Monitoring is collecting logs and metrics. Metrics like throughput, latency, failure rates, and system usage. Monitoring is going over logs and looking for issues, patterns, and keywords among other things. Advanced metrics include some way of tracing through a system, whether it’s a distributed system or not. And in many cases, you compare the results to a threshold and fire some kind of alert if that threshold is crossed.

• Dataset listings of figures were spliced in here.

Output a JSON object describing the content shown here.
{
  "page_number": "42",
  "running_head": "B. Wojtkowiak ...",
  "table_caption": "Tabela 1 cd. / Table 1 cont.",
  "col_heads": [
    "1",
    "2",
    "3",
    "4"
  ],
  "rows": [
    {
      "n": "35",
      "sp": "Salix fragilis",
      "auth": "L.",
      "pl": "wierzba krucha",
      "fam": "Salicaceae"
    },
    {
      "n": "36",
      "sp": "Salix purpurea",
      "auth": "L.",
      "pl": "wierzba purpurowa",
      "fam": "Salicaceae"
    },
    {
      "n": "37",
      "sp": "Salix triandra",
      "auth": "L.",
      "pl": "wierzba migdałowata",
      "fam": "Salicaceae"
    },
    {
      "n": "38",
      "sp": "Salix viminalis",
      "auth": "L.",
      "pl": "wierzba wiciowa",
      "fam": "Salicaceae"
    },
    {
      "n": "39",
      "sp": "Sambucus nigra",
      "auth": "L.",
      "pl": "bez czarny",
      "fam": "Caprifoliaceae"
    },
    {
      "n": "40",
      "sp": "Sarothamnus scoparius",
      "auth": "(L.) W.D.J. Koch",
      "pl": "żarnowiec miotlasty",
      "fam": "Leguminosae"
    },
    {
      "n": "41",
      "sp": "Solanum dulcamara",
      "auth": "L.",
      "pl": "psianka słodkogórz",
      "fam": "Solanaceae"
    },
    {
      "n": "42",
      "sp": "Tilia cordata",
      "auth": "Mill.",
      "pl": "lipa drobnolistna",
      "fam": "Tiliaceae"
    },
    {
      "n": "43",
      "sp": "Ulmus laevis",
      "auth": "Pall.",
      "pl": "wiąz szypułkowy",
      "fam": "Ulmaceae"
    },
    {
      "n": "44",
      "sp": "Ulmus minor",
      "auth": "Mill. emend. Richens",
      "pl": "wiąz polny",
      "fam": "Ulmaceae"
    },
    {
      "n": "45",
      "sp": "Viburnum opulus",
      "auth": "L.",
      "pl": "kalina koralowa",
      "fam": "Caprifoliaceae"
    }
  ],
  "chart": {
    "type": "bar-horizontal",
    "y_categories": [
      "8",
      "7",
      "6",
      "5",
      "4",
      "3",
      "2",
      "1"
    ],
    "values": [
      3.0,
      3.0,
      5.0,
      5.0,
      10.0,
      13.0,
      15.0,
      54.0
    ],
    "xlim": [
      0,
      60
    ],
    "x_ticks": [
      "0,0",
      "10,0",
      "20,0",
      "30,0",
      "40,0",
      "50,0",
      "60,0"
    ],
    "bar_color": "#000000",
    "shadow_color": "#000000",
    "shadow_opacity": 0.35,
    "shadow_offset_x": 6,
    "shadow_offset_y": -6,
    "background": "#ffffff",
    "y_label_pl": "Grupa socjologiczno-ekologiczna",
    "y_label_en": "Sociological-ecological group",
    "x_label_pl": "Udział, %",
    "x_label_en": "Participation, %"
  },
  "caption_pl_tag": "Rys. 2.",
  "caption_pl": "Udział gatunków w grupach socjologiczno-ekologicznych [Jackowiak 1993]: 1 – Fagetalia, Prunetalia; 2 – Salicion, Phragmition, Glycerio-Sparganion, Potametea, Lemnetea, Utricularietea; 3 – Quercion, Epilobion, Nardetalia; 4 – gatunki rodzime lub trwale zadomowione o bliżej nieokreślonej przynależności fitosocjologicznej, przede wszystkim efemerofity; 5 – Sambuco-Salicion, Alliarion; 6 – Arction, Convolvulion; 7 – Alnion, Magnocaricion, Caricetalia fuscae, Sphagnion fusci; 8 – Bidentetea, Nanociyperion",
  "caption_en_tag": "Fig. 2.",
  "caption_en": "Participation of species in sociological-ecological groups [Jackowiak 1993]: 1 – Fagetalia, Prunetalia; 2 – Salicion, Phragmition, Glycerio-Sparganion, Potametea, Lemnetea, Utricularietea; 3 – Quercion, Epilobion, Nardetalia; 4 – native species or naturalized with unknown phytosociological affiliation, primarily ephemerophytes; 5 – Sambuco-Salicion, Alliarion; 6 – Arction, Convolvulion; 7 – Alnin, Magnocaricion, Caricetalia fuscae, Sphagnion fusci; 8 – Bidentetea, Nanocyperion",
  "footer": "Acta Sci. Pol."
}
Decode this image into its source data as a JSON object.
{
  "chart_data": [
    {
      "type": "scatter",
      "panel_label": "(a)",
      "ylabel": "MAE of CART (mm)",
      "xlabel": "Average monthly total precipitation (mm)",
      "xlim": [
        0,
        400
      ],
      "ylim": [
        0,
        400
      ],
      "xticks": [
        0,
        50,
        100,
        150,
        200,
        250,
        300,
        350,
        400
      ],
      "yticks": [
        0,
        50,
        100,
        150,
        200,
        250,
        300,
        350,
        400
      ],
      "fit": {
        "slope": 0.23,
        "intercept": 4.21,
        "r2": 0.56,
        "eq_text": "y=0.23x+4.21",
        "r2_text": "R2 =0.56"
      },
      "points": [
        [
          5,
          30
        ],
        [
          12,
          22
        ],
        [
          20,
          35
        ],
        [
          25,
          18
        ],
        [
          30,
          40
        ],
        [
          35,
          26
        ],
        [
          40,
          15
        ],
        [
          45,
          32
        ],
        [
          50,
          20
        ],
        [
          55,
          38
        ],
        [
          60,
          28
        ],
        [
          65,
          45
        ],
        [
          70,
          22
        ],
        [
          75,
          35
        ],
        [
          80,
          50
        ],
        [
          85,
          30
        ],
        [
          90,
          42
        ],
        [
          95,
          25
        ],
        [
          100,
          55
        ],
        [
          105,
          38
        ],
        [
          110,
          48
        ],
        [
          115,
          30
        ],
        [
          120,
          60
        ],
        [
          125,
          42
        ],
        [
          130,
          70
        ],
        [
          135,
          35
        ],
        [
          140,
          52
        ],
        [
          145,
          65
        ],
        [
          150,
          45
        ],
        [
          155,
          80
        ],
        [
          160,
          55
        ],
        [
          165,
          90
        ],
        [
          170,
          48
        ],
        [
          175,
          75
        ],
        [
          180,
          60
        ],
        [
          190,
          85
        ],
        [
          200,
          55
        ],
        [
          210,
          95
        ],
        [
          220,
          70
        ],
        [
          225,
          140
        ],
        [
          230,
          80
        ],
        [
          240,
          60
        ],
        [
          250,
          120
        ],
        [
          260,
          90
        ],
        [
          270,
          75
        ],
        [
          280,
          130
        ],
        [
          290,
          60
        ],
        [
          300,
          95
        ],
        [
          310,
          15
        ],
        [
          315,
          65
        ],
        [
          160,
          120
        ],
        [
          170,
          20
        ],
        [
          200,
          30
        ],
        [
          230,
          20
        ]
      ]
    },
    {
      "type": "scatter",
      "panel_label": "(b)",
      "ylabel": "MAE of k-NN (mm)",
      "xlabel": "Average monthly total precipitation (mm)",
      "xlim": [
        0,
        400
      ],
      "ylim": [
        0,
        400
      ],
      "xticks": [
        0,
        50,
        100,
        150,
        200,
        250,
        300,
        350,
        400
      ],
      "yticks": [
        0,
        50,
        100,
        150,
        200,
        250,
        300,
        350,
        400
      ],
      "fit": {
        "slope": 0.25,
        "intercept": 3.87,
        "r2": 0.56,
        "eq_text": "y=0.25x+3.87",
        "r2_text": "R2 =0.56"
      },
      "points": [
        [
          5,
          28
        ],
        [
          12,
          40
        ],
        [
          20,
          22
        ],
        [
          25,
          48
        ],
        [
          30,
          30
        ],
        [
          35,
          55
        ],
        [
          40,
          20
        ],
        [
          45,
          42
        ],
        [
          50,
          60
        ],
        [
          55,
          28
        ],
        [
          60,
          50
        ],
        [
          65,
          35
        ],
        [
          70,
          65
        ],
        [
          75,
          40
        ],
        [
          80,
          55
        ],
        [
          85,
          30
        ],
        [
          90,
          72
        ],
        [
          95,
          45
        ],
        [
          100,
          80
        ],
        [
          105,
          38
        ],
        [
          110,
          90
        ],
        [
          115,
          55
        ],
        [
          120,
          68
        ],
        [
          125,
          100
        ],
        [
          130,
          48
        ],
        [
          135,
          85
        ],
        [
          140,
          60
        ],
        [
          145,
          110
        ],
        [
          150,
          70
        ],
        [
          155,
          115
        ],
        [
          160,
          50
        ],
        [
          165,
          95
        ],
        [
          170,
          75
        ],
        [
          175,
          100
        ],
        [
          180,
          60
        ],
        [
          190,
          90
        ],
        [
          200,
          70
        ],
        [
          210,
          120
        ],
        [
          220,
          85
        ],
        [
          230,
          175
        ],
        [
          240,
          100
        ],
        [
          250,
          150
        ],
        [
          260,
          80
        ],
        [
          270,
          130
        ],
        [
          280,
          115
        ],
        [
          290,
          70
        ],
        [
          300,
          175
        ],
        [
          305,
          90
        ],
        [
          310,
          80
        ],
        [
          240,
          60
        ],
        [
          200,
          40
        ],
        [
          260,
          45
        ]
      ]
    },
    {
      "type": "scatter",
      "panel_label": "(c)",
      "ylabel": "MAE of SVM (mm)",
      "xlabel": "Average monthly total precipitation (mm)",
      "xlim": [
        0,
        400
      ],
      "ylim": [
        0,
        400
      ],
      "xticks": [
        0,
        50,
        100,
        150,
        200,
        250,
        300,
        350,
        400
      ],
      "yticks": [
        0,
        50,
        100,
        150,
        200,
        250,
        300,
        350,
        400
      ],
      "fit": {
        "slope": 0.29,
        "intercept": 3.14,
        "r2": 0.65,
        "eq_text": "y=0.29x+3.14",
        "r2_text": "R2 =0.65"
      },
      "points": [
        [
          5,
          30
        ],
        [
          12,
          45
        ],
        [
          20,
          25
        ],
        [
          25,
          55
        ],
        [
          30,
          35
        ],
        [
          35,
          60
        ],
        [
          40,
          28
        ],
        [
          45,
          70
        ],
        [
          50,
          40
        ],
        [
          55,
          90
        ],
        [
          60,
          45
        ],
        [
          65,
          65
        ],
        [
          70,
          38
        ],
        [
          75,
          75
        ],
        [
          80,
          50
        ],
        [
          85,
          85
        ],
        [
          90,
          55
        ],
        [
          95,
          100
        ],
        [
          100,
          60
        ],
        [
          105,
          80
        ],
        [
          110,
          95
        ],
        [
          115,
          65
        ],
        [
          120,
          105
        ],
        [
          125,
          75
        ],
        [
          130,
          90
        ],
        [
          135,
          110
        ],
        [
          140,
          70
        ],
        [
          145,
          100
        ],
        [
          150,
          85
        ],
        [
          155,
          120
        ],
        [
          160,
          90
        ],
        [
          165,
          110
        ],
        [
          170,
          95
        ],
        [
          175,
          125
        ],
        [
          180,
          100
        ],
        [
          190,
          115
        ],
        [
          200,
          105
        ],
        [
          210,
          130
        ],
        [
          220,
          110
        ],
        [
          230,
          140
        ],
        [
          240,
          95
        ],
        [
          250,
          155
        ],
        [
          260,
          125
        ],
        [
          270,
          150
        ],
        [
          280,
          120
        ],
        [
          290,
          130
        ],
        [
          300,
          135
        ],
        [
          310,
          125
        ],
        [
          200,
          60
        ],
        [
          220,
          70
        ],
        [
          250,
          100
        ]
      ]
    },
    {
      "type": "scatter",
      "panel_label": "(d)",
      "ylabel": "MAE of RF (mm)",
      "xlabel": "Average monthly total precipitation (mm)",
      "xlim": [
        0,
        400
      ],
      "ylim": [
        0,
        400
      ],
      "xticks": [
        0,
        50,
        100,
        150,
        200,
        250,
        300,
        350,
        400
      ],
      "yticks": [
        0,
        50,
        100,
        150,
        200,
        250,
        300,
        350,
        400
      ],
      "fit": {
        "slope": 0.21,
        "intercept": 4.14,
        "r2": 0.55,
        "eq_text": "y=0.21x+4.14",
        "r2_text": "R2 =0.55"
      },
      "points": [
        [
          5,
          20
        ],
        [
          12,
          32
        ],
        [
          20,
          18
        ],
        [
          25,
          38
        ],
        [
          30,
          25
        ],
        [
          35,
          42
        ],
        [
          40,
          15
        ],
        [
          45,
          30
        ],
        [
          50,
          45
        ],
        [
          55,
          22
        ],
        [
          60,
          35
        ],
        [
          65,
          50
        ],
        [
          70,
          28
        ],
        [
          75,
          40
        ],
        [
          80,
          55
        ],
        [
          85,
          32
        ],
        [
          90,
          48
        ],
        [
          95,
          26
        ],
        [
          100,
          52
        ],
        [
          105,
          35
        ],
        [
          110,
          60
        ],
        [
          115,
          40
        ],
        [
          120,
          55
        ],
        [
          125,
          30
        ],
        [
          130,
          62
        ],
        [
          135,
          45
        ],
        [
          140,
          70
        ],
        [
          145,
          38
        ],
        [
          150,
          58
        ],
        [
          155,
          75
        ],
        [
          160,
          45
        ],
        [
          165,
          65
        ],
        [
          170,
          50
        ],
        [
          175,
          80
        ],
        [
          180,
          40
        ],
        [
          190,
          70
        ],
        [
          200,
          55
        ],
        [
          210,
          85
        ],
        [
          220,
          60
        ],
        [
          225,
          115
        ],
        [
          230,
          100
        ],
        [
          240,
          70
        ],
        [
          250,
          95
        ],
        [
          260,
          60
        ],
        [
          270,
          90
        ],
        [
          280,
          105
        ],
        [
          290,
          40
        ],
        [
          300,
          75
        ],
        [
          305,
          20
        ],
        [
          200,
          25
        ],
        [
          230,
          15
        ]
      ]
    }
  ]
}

Observability is the ability to know and understand the system’s current state by looking at the metrics. Not just the explicit bit of state you get from the logs and metrics, but the overall system state. Not just if some threshold of a particular metric has been crossed, like how much RAM is being used, but why that amount of RAM is being used.
In other words, good observability includes monitoring, but just having monitoring doesn’t mean you have good observability.
In a system without good observability, if you’ve got a good understanding of your system, you can look at the metrics and deduce if there’s a problem. You can look at the logs and work back from the problem/error and identify where there’s a log message that shows where the problem started. In that case you might be able to use metrics to find the root cause of why a threshold was crossed (and an alert fired that woke you up at 2 0’clock in the morning).
If you don’t have that understanding then what? You start reading code. And tracing it. Looking for code paths that might have caused the issue. You might search for where log messages are being generated and try to understand why. You’re trying to build understanding of the system and rebuild the internal state of the system at the same time. Meanwhile the fire rages.
If your system has good observability then you don’t need that deep understanding. The metrics (and logs and traces) point you to where the problem is, not where the symptom surfaced. So when your p95 response latency crosses your threshold you know not only what happened, but what caused it.
And you usually want that ability. Because at first, before you fully understand a system you need help figuring out why something when wrong. Later, you understand the system. You’ve put in mechanisms to deal with issues you’ve learned about. You’ve got good metrics to tell you about that state just in case something does happen. So what happens next? Instead of the problem you understand, something you don’t understand happens. Something where your deep knowledge of the system isn’t deep enough. And you’re right back to the not understanding state.
Which is why good observability is so important.